Seen very similar things happening at my current company. Last year we got a new CEO and hes filled the place with yesmen, slowly creating an ever more toxic environment. So much so its caused a key C level employee to quit and many other lower tier employees to start looking for other jobs.
This isn't strictly true, it's just that at a certain point being a decent human being can be a liability to advancing your personal career in the very short term in a corporate environment. Middle managers have to keep their executive happy, and to do that they'll often need a few key allies at their own management layer. If they've been cursed with managing a department that actually has to deliver things, they're also going to want to have a few key workers and team leaders who owe them, but none of them should be indispensible. The smaller you can make your circle of people you need to please, the easier it is to maintain and advance your position.
Anything outside that is extra energy and extra goodwill you're going to have to burn at risk to yourself. Imagine your exec pushes some bullshit initiative. Maybe he decides he wanted to overhaul his division's entire service offerings through a DEI lens. It's nonsense and less than a thought and doomed to fail. It fails! He won't take the blame but he thinks the Communications director-- your colleague-- sabotaged it, and he thinks your in house dev team are mediocre and should also be thrown out and he makes it known that he thinks you should fire your whole dev team and outsource it.

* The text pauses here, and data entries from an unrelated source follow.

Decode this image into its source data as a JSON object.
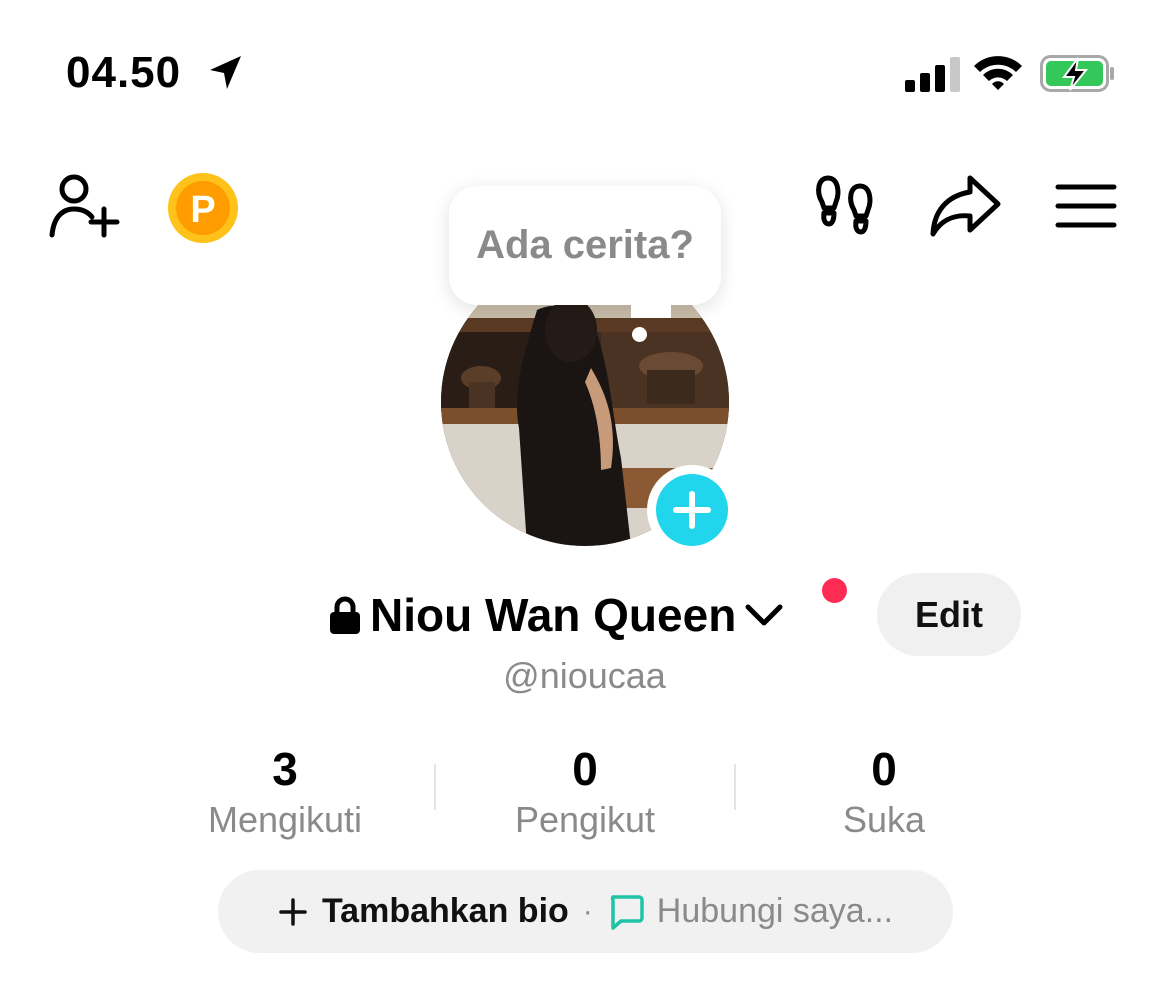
{
  "status_bar": {
    "time": "04.50",
    "icons": [
      "location-arrow-icon",
      "cellular-signal-icon",
      "wifi-icon",
      "battery-charging-icon"
    ],
    "battery_color": "#34c759"
  },
  "toolbar": {
    "icons": [
      "add-friend-icon",
      "coin-icon",
      "footprints-icon",
      "share-icon",
      "menu-icon"
    ],
    "coin_letter": "P",
    "coin_color": "#ff9d00"
  },
  "story": {
    "prompt": "Ada cerita?"
  },
  "profile": {
    "display_name": "Niou Wan Queen",
    "username": "@nioucaa",
    "edit_label": "Edit",
    "private_icon": "lock-icon",
    "accent_color": "#20d5ec",
    "notification_dot_color": "#fe2c55"
  },
  "stats": [
    {
      "value": "3",
      "label": "Mengikuti"
    },
    {
      "value": "0",
      "label": "Pengikut"
    },
    {
      "value": "0",
      "label": "Suka"
    }
  ],
  "bio": {
    "add_label": "Tambahkan bio",
    "separator": "·",
    "contact_label": "Hubungi saya...",
    "contact_icon_color": "#1ec4a4"
  }
}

What do you do? The decent thing to do is defend your colleague and stand up for your team and have a heart to heart with your exec about why the project really went wrong. In a long term stable organisation the self interested thing is to do that as well: a pattern of success and failures will soon prove that the deficiency lies with executive, and your team will reward your loyalty to them by being loyal to you. In an environment where you're planning to be gone in 24 months, and more crucially most of your team might be gone in 24 months even if you stick around, it's risking your own career for no tangible benefits. The self interested thing to do in this instance is slash the team, outsource it for pennies to the dollar on some pajeets, or a squad of Pinay in Manila. Get the asspats for lowering your department spend on wages, and get a promotion/movement before the outsourced team shits the bed and fucks up the actual work. Your next job, and your exit out of the bed you just shat in, depends on what your exec says about you. Your former team could go home and eat a shotgun and it won't matter as long as your old boss is telling people you're a hard working go getter who makes data driven decisions and pursues efficiencies relentlessly.
The way we run complex businesses in the 21st century incentivizes all the most toxic and short sighted elements of leadership. It permeates almost every level and if you've had the privilege of being shielded from it by a decent boss, they've certainly copped heat for it.